New Delhi, Sep 1 (IANS) The Reserve Bank of India is expected to continue with the rate hikes until inflation comes down to around 6 percent, while economic growth could temper to as low as 7 percent, according to a report by leading consulting firm Deloitte.

‘Inflation is unlikely to subside in the near term, and the Reserve Bank of India will probably continue raising interest rates until inflation stabilizes around 6 percent,’ said the Deloitte global economic outlook third-quarter report released Thursday.

‘Costlier credit could also lead to a drop in investment activity through the year. Consequently, GDP growth for the current fiscal year could be as low as 7 percent,’ it added.

Inflation, based on whole sale prices, was recorded at 9.22 percent in July, while latest data released showed that food inflation had risen over double digits, at 10.05 percent for the week ended Aug 20.

The report added that unless India’s fiscal situation improved, it is unlikely that its economic challenges will be alleviated in the coming year.

The first quarter of the current fiscal saw gross domestic product (GDP) increasing the slowest in six quarters at 7.7 percent. The government has targeted 9 percent growth (plus-minus 0.25 percent) in 2011-12.

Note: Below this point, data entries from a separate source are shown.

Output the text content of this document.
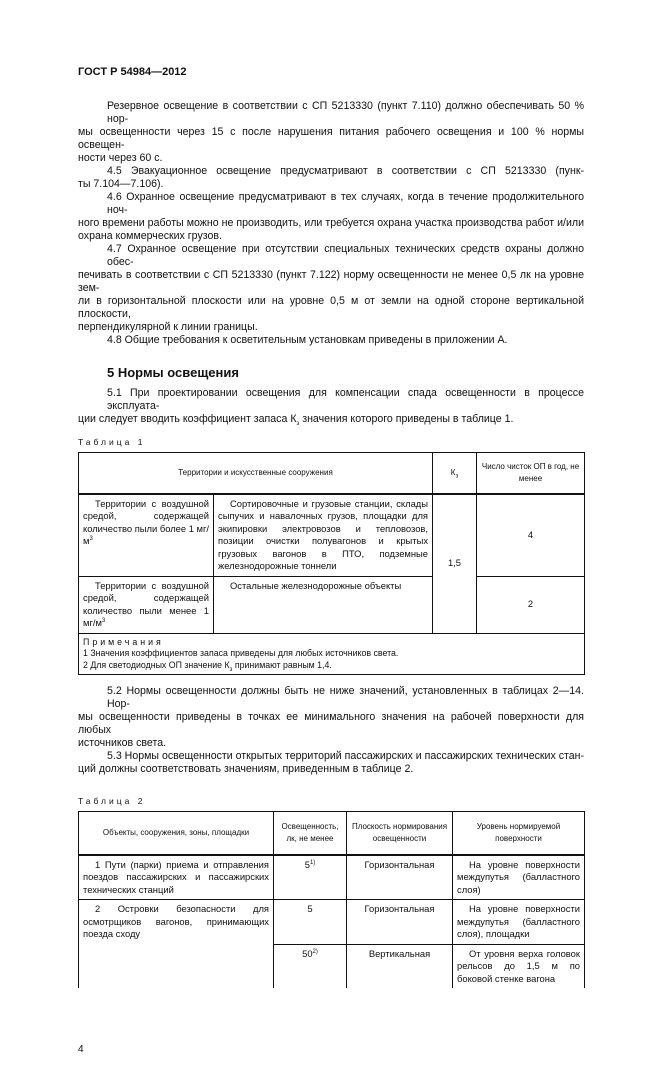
ГОСТ Р 54984—2012
Резервное освещение в соответствии с СП 5213330 (пункт 7.110) должно обеспечивать 50 % нор-
мы освещенности через 15 с после нарушения питания рабочего освещения и 100 % нормы освещен-
ности через 60 с.
4.5 Эвакуационное освещение предусматривают в соответствии с СП 5213330 (пунк-
ты 7.104—7.106).
4.6 Охранное освещение предусматривают в тех случаях, когда в течение продолжительного ноч-
ного времени работы можно не производить, или требуется охрана участка производства работ и/или
охрана коммерческих грузов.
4.7 Охранное освещение при отсутствии специальных технических средств охраны должно обес-
печивать в соответствии с СП 5213330 (пункт 7.122) норму освещенности не менее 0,5 лк на уровне зем-
ли в горизонтальной плоскости или на уровне 0,5 м от земли на одной стороне вертикальной плоскости,
перпендикулярной к линии границы.
4.8 Общие требования к осветительным установкам приведены в приложении А.
5 Нормы освещения
5.1 При проектировании освещения для компенсации спада освещенности в процессе эксплуата-
ции следует вводить коэффициент запаса $К_з$ значения которого приведены в таблице 1.
Таблица 1
Территории и искусственные сооружения		$К_з$	Число чисток ОП в год, не менее
Территории с воздушной средой, содержащей количество пыли более 1 $мг/м^3$	Сортировочные и грузовые станции, склады сыпучих и навалочных грузов, площадки для экипировки электровозов и тепловозов, позиции очистки полувагонов и крытых грузовых вагонов в ПТО, подземные железнодорожные тоннели	1,5	4
Территории с воздушной средой, содержащей количество пыли менее 1 $мг/м^3$	Остальные железнодорожные объекты		2

Примечания
1 Значения коэффициентов запаса приведены для любых источников света.
2 Для светодиодных ОП значение $К_з$ принимают равным 1,4.			
5.2 Нормы освещенности должны быть не ниже значений, установленных в таблицах 2—14. Нор-
мы освещенности приведены в точках ее минимального значения на рабочей поверхности для любых
источников света.
5.3 Нормы освещенности открытых территорий пассажирских и пассажирских технических стан-
ций должны соответствовать значениям, приведенным в таблице 2.
Таблица 2
Объекты, сооружения, зоны, площадки	Освещенность, лк, не менее	Плоскость нормирования освещенности	Уровень нормируемой поверхности
1 Пути (парки) приема и отправления поездов пассажирских и пассажирских технических станций	5$^{1)}$	Горизонтальная	На уровне поверхности междупутья (балластного слоя)
2 Островки безопасности для осмотрщиков вагонов, принимающих поезда сходу	5	Горизонтальная	На уровне поверхности междупутья (балластного слоя), площадки
	50$^{2)}$	Вертикальная	От уровня верха головок рельсов до 1,5 м по боковой стенке вагона
4
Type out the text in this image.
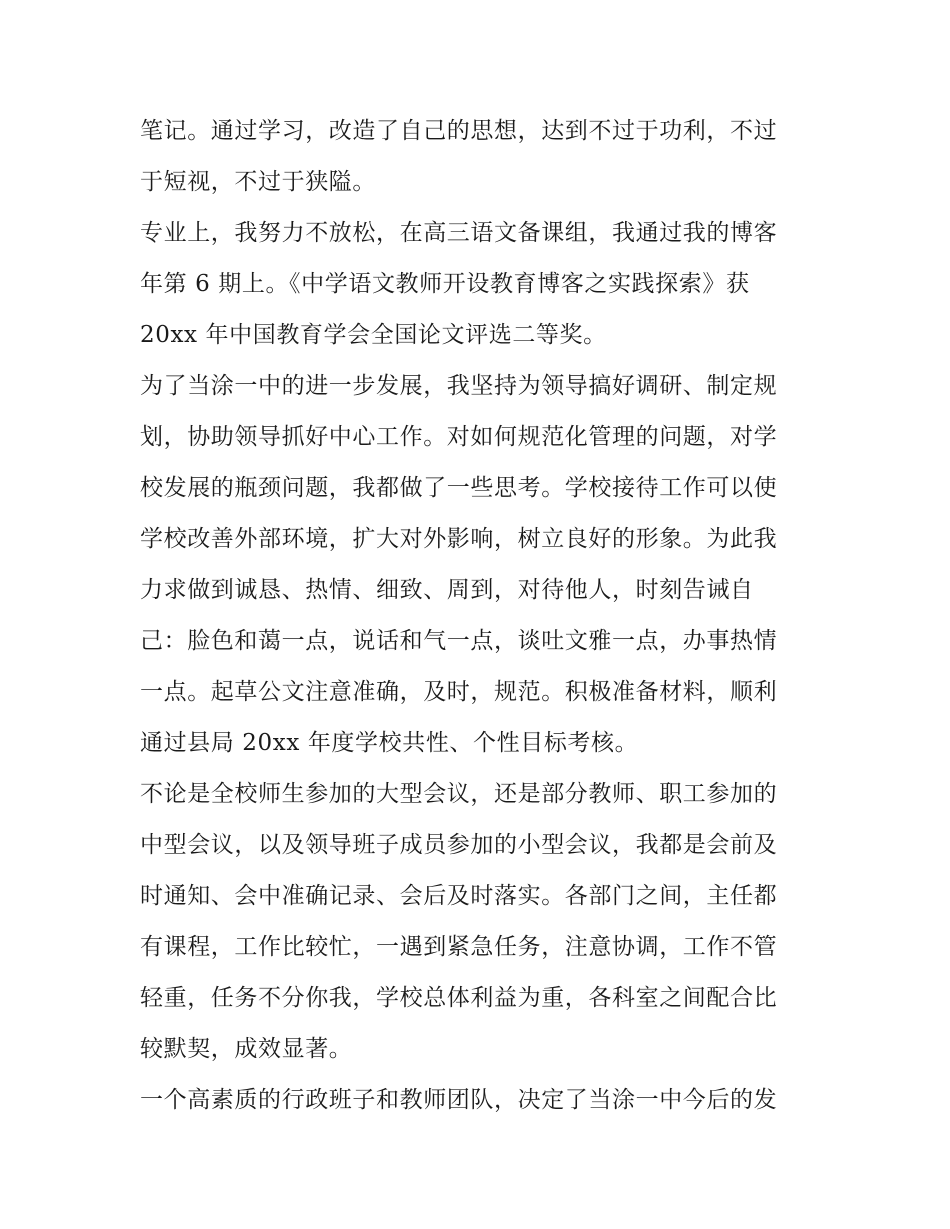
笔记。通过学习，改造了自己的思想，达到不过于功利，不过
于短视，不过于狭隘。
专业上，我努力不放松，在高三语文备课组，我通过我的博客
年第 6 期上。《中学语文教师开设教育博客之实践探索》获
20xx 年中国教育学会全国论文评选二等奖。
为了当涂一中的进一步发展，我坚持为领导搞好调研、制定规
划，协助领导抓好中心工作。对如何规范化管理的问题，对学
校发展的瓶颈问题，我都做了一些思考。学校接待工作可以使
学校改善外部环境，扩大对外影响，树立良好的形象。为此我
力求做到诚恳、热情、细致、周到，对待他人，时刻告诫自
己：脸色和蔼一点，说话和气一点，谈吐文雅一点，办事热情
一点。起草公文注意准确，及时，规范。积极准备材料，顺利
通过县局 20xx 年度学校共性、个性目标考核。
不论是全校师生参加的大型会议，还是部分教师、职工参加的
中型会议，以及领导班子成员参加的小型会议，我都是会前及
时通知、会中准确记录、会后及时落实。各部门之间，主任都
有课程，工作比较忙，一遇到紧急任务，注意协调，工作不管
轻重，任务不分你我，学校总体利益为重，各科室之间配合比
较默契，成效显著。
一个高素质的行政班子和教师团队，决定了当涂一中今后的发
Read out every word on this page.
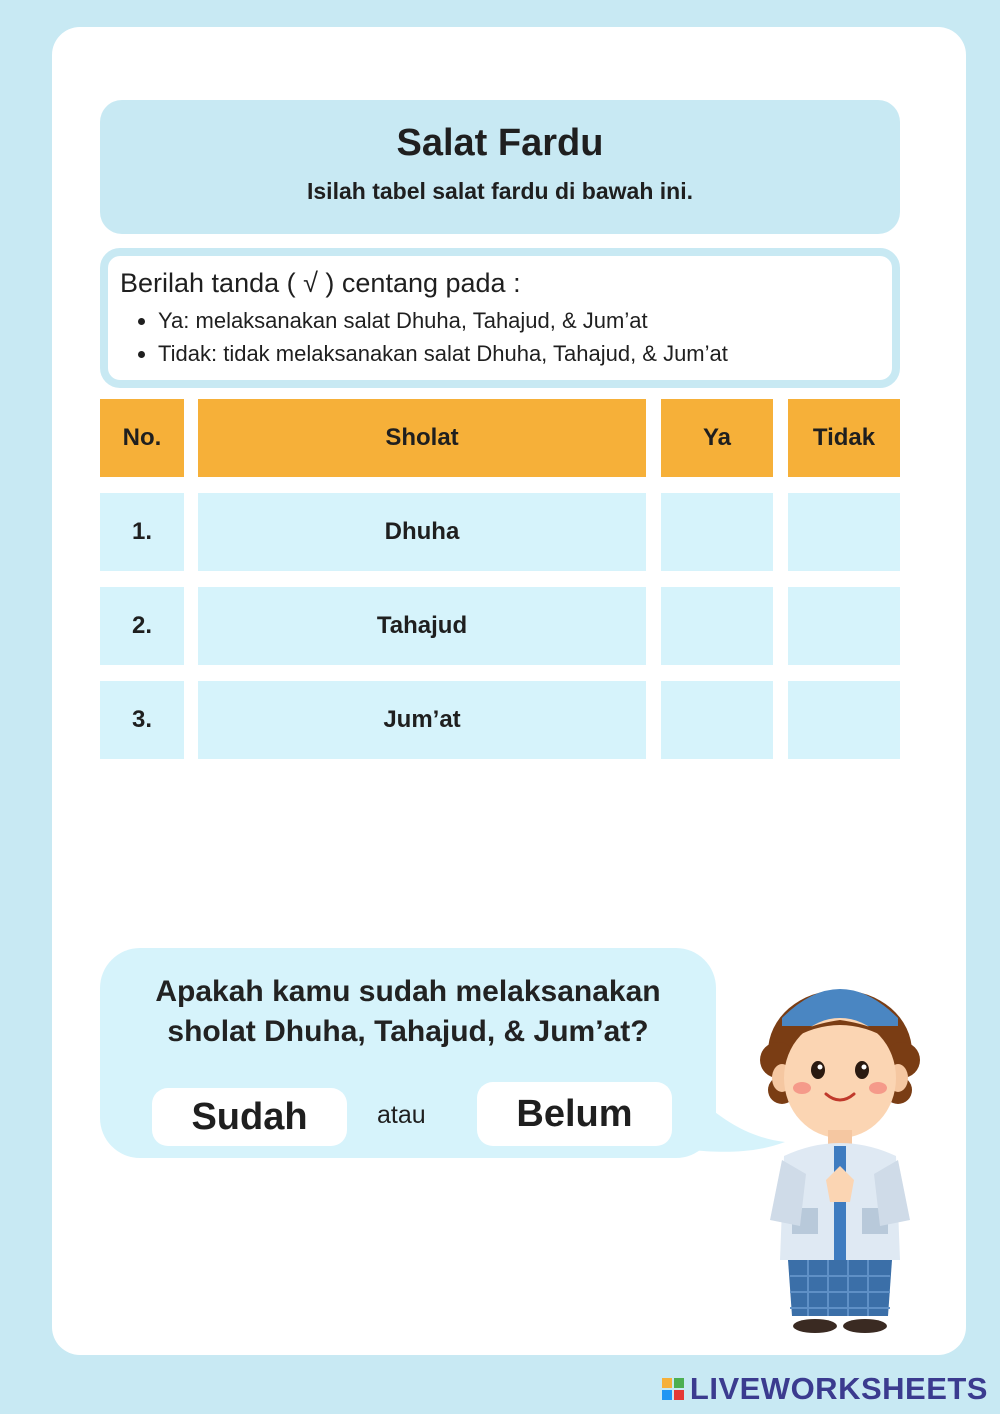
Salat Fardu
Isilah tabel salat fardu di bawah ini.
Berilah tanda ( √ ) centang pada :
• Ya: melaksanakan salat Dhuha, Tahajud, & Jum’at
• Tidak: tidak melaksanakan salat Dhuha, Tahajud, & Jum’at
No.	Sholat	Ya	Tidak
1.	Dhuha
2.	Tahajud
3.	Jum’at
Apakah kamu sudah melaksanakan
sholat Dhuha, Tahajud, & Jum’at?
Sudah	atau	Belum
LIVEWORKSHEETS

The report also said that the department of industry policy, under the commerce and industry ministry, had prepared a draft proposal for allowing 51 percent foreign direct investment (FDI) in multi-brand retail.

FDI in the retail sector is likely to improve distribution networks and supply chain efficiencies and over time help reduce food inflation, the consultancy said.

High inflation coupled with global economic uncertainty are some of the key challenges faced by the Indian economy in the current fiscal.

‘There are concerns on the fallout of global uncertainty on the domestic economy and the success of India’s’growth story,’ said Anis Chakravarty, director Deloitte Haskins and Sells.

‘The central bank stressed that its primary concern is price stability and that it is willing to sacrifice growth in order to rein in inflation. Couple this with India’s fiscal and current account deficit quandaries and the country’s economic problems seem to magnify,’ he added.

The government’s oil subsidy bill alone is likely to the tune of Rs.1.2 trillion (Rs.120,000 crore) this fiscal, while it is expected to suffer a loss in customs and excise duties worth Rs.490 billion (Rs.49,000 crore).

‘To compound matters, the rise in the price of diesel, kerosene and cooking gas is likely to stoke inflation,’ said the Deloitte report.